Recently the Malawian Parliament, by only three votes, defeated an attempt by President Bakili Muluzi to change the country’s constitution. The change would have allowed Muluzi to run for a third term in office. Many Africans far beyond Malawi’s borders were jubilant. Letters poured into the Africa Service of the BBC, ironically one of the liveliest pan-African forums around, congratulating Malawians for successfully resisting the return of the Life-President Syndrome that has so terribly scarred Africa.
Many opposition politicians had agreed to vote for the amendment sought by Muluzi’s party. With their votes it had seemed that the President would have no difficulty in getting rid of the constitutional restriction on his running for a third term. However, a broad coalition of forces, including former cabinet ministers, churches and non-governmental organizations (NGOs), mounted a determined campaign against the amendment and managed to win enough parliamentary support to defeat it. Though the battle is by no means over, as Muluzi’s supporters say they will try again, the victory won at least so far by Malawian pro-democracy forces is indeed significant. It is yet another indication that the democratic coalitions which in the 1990s ended decades of autocratic rule in many African countries will do everything they can to protect their hard-won gains. These democratic forces recognize that the struggle does not end when the autocrat is forced to give up power; it only enters a new phase.

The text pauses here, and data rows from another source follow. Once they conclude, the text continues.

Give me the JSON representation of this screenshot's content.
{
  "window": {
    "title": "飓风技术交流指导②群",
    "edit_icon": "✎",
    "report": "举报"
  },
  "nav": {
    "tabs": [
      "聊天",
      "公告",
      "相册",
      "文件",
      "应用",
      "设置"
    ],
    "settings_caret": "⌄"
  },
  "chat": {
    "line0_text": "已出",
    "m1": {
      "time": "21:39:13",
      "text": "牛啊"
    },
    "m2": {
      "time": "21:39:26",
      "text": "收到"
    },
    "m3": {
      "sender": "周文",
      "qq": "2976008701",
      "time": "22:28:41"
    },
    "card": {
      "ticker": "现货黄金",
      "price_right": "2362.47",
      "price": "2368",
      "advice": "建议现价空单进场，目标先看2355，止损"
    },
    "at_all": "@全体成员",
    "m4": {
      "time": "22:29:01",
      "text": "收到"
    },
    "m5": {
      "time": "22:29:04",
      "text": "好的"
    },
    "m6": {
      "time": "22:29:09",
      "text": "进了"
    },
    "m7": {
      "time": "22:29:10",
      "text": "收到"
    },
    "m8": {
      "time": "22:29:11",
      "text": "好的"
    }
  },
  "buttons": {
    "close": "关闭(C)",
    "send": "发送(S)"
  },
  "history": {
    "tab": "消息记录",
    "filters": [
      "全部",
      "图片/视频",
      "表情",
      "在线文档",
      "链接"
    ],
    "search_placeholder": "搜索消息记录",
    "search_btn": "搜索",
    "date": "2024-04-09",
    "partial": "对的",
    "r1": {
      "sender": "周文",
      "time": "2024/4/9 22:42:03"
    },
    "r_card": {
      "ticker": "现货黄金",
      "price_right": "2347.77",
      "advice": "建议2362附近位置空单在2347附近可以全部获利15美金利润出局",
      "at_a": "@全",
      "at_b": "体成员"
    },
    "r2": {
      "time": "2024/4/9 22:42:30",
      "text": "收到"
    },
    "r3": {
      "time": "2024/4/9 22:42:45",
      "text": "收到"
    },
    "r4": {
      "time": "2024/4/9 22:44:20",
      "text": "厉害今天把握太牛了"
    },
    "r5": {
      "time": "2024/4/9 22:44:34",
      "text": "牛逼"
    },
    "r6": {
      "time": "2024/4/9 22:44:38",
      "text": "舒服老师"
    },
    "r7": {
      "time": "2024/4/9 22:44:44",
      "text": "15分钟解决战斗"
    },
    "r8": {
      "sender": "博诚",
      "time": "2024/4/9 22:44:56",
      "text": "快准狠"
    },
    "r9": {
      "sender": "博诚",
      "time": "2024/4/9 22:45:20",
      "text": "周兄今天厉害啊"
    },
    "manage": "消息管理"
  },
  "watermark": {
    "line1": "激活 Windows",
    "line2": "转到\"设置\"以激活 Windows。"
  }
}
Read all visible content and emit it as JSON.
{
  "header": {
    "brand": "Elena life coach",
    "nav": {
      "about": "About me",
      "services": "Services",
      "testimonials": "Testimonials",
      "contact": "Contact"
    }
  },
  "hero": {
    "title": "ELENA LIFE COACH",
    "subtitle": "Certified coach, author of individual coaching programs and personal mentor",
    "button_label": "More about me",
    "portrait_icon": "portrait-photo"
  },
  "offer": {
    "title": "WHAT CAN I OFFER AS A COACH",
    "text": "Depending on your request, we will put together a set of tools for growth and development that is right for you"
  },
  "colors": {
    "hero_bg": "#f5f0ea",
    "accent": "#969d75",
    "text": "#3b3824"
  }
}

From fighting bare-knuckled dictatorship (and in many cases making incredible sacrifices), the struggle has shifted to guarding the new processes of democracy from the rampaging ambitions of political leaders. In Zambia, a coalition similar to Malawi’s was successful in preventing President Chiluba from changing the constitution to allow him to run for a third term in office. Across Africa there are many other examples of groups in recently re-democratized countries which are not just trying to protect democratic institutions but striving to make them more participatory and responsive. Even as the world was praising Sierra Leone’s relatively free and fair elections that followed years of savage civil war, for example, NGOs in the country were ringing alarm bells. What the outside world saw as a move towards democracy, Sierra Leonian democratic activists saw as a potential return to the past, where two insensitive and corrupt political parties held sway. They feared a return to mass discontent, widespread bitterness and civil conflict.
The democratic coalitions which in the 1990s ended decades of autocratic rule in many African countries will do everything they can to protect their hard-won gains
Nigeria’s NLC and South Africa’s COSATU are further examples: rank-and-file trade-union groups resisting in their countries the application of one-size-fits-all economic policies fashioned in Washington.
Enforcing constitutional term limits, seeking to broaden democratic participation and challenging market fundamentalism are all important in themselves. But it is perhaps even more important that these various struggles are revitalizing democratic debate in societies which have been under repressive rule for a very long time. They are ensuring that our new democracies do not lapse into complacency, do not become nice curtains to be displayed to the world while power élites continue to transact business as usual among themselves.
Of course there are still too many countries in Africa where the journey away from autocracy has not even begun. The NI, in its August edition (NI 348), reported that out of 53 nations in Africa only 21 are electoral democracies. The rest range from Somalia, which for many years has remained a ‘failed state’ paralyzed by inter-clan conflict, to Egypt which has a national parliament of sorts but where a system of secretive military courts hands out summary (in)justice to opponents of the Government. Recent peace agreements in the Democratic Republic of Congo and Sudan hold out some hope that the wars in those countries may be brought to an end soon. However, if the fate of past agreements is anything to go by, any such hope must be cautious indeed. And until these and other bitter civil wars can be brought to an end, the struggle for democracy in many parts of Africa will remain on hold.
With a combination of savage brutality and extreme wiliness, our longest surviving autocrat, Togo’s President Eyadema, has frustrated years of struggle to hold free and fair elections in his country. In 1998, independent civil-rights groups reported that the bodies of several of his political opponents had washed up along Togo’s beautiful beaches and in neighbouring Benin - killed by Eyadema’s security forces for protesting against fraudulent elections he’d organized. Not long after that France’s President Chirac paid a visit to Eyadema and large posters of the two ageing politicos beaming at each other dotted the streets of Lomé, Togo’s capital. Even a brutalized people could not help but seethe in anger.
So it is certain that several grim battles lie ahead in the struggle for democracy in Africa. Heavy sacrifices will continue to be required of people who have already given so much while a cynical or largely inattentive world offers at best formulaic noises. Nevertheless, the message from Malawi is a positive one: when the autocrat is finally defeated, a façade of electoral democracy to satisfy the formal requirements of aid donors will not be acceptable, neither will regression to ‘constitutional autocracy.’ Africa’s democrats want the real thing - and will fight very hard for it.